When we think of Thanksgiving fare, salads don’t immediately come to mind…but they should! From crunchy romaine topped with roasted squash and pepitas to a seasonal salad of apple and fennel, the options are endless(ly delicious). Paired with the traditional holiday menu, greens will add much-needed brightness to the indulgent spread on offer.
Sweet potato casserole: sweet, gooey, and very decadent. Thanks to the unmistakably tasty flavor of sweet potato, you can healthify this one a little, and it won’t lose any of its appeal. Instead of the usual marshmallow topping, skip the additional sugar and cover the casserole with crunchy oats and nuts.

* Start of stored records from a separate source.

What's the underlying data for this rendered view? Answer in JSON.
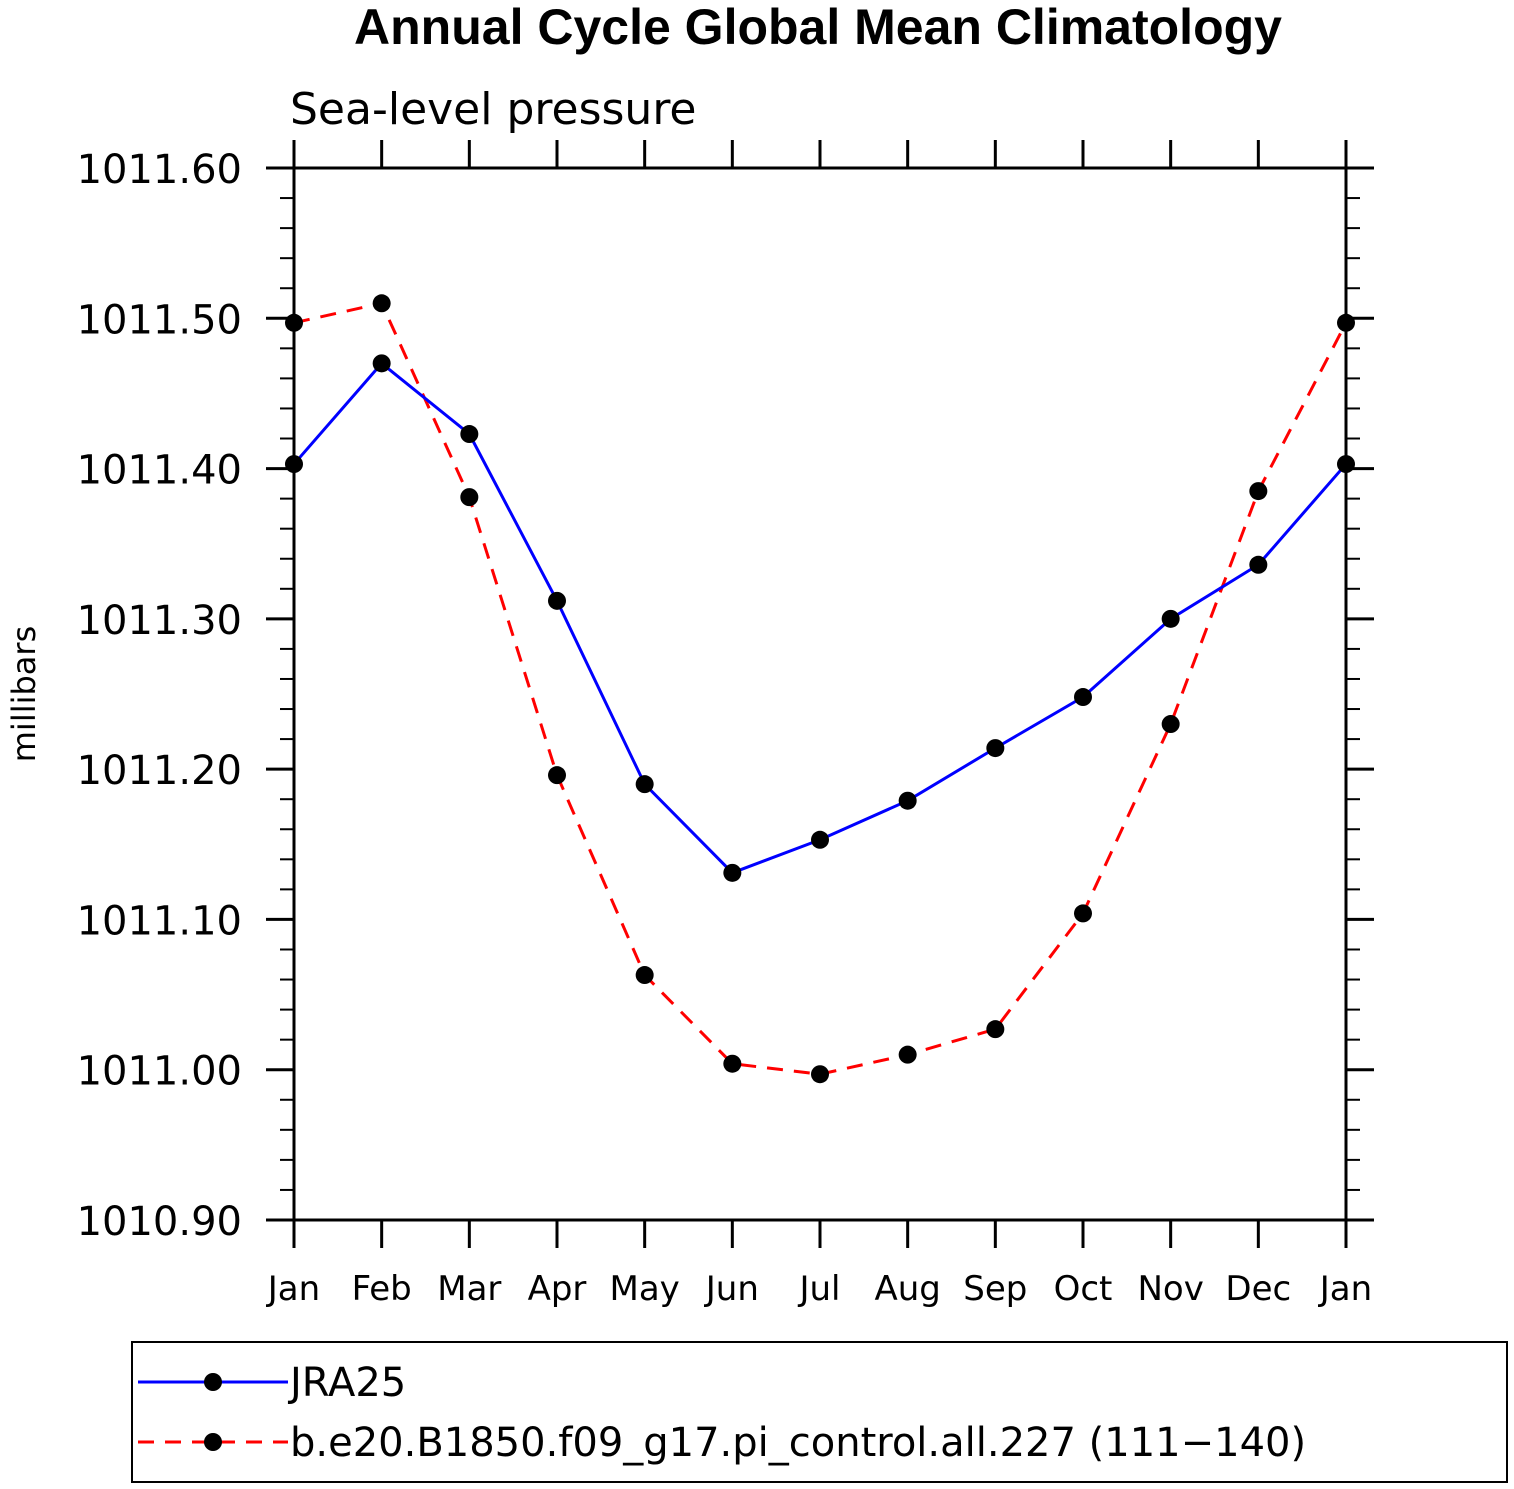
{
  "chart_data": {
    "type": "line",
    "title": "Annual Cycle Global Mean Climatology",
    "subtitle": "Sea-level pressure",
    "xlabel": "",
    "ylabel": "millibars",
    "categories": [
      "Jan",
      "Feb",
      "Mar",
      "Apr",
      "May",
      "Jun",
      "Jul",
      "Aug",
      "Sep",
      "Oct",
      "Nov",
      "Dec",
      "Jan"
    ],
    "ylim": [
      1010.9,
      1011.6
    ],
    "yticks": [
      "1010.90",
      "1011.00",
      "1011.10",
      "1011.20",
      "1011.30",
      "1011.40",
      "1011.50",
      "1011.60"
    ],
    "grid": false,
    "legend_position": "bottom",
    "series": [
      {
        "name": "JRA25",
        "color": "#0000ff",
        "style": "solid",
        "marker": "circle",
        "values": [
          1011.403,
          1011.47,
          1011.423,
          1011.312,
          1011.19,
          1011.131,
          1011.153,
          1011.179,
          1011.214,
          1011.248,
          1011.3,
          1011.336,
          1011.403
        ]
      },
      {
        "name": "b.e20.B1850.f09_g17.pi_control.all.227 (111−140)",
        "color": "#ff0000",
        "style": "dashed",
        "marker": "circle",
        "values": [
          1011.497,
          1011.51,
          1011.381,
          1011.196,
          1011.063,
          1011.004,
          1010.997,
          1011.01,
          1011.027,
          1011.104,
          1011.23,
          1011.385,
          1011.497
        ]
      }
    ]
  }
}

Swap in for Stuffing Whole Grain Bread or Whole Grains
No matter how you make it, or whether it actually makes its way into the bird, stuffing as a Thanksgiving essential. It’s also a recipe that’s easy to lighten-up. Instead of white bread or cornbread, use whole grain breads, or skip the gluten and swap in quinoa or wild rice.
Thanks to a Plated test kitchen hack, you can have your creamed corn and eat it too! Ditch the heavy cream, and instead grate some fresh corn and use its naturally milky liquid to thicken the dish. Shuck the ears of corn, and using the large holes of a box grater, grate the kernels off of 1 ear into a medium bowl. Slice off whole kernels from the remaining ears into a separate bowl. Cook them together to create a naturally creamy dish without a load of heavy cream.